Error: Tablespace for table xxx exists. Please DISCARD the tablespace before IMPORT

MattMirabilis picture MattMirabilis · Mar 29, 2013 · Viewed 259.4k times · Source

I am fairly new to MySQL and I am getting a pretty interesting error on which I cannot find any help via google and the stackoverflow search.

I am running a local server of MySQL 5.6.10 on MacOS 10.8.3 and manage my database via Navicat essentials for MySQL.

The error I get is that after running and managing my database just fine for a couple of days/weeks something triggers to (it appears incompletely) delete some of the tables I created using queries from within Navicat.

When I try to run queries using these tables, Navicat then warns me that the particular table does not exist. So far so good - here comes the good part:

When I try to CREATE the table, e.g. named "temp", that was previously there, I get the following error message:

Error : Tablespace for table '`database`.`temp`' exists. Please DISCARD the tablespace before IMPORT.

However, if I try to drop the table, or try to discard the tablespace for this table, using

DROP TABLE temp;
ALTER TABLE temp DISCARD TABLESPACE;

I get the following error messages:

Error : Unknown table 'database.temp'
Error : Table 'database.temp' doesn't exist

So that means that I am advised to discard the table space but when I try to do so the table does not exist. Is it possible that there is some type of remnant of this table at a different place where the DISCARD query isn't checking? And does anybody have an idea what could trigger all that - completely randomly as it seems?

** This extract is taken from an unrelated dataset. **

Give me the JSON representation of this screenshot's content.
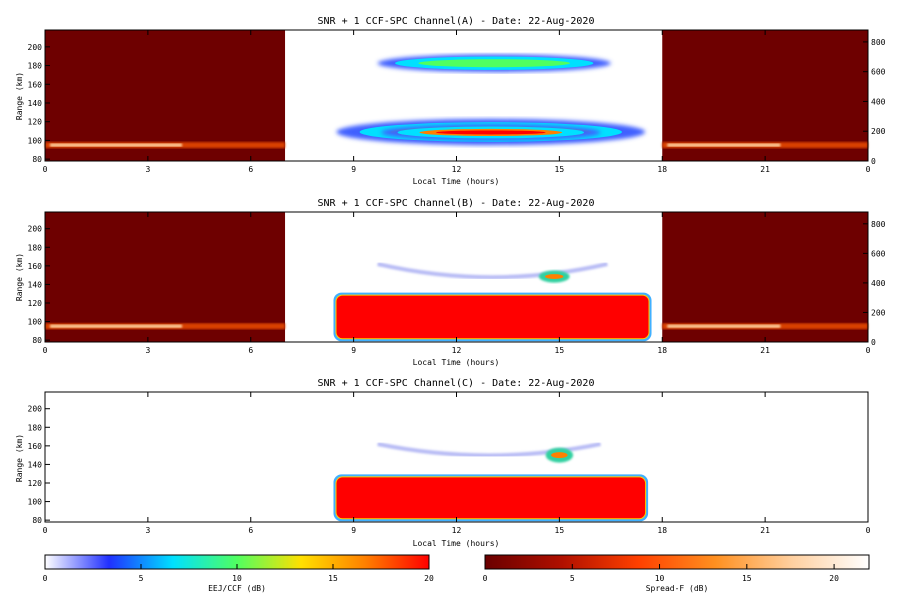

As I said, I'm new to the subject and pretty much clueless. I suspect that re-booting my laptop, i.e. resetting my local MySQL server, or maybe user permission rights might have to do with it, but I am just hypothesizing here.

Answer

DangerDave picture DangerDave · Feb 11, 2014

A little late here but generally I've seen this problem occur when you get a 'tablespace full' error when running in a 'innodb_file_per_table' mode. Without going into too much detail (more here), the database server's tablespace is defined by the innodb_data_file_path setting and by default is rather small. Even made larger, the 'tablespace full' can still occur with larger queries and such (lots of non-table 'stuff' is stored in there, undo logs, caches, etc...).

Anyways, I found that if you look in the OS directory where the files-per-table are stored, /var/lib/mysql by default on OSX, /usr/local/var/mysql with homebrew iirc, you'll find an orphaned tablename.ibd file without it's normal companion tablename.frm file. If you move that .ibd file to a safe temporary location (just to be safe) that should fix the problem.

$ ls /var/lib/mysql

table1.frm
table1.idb
table2.frm
table2.ibd
table3.idb <- problem table, no table3.frm
table4.frm
table4.idb

$ mkdir /tmp/mysql_orphans
$ mv /var/lib/mysql/table3.ibd /tmp/mysql_orphans/

One caveat though, make sure what ever is causing the problem originally, e.g. long running query, locked table, etc... has been cleared. Otherwise you just end up with another orphaned .ibd file when you try a second time.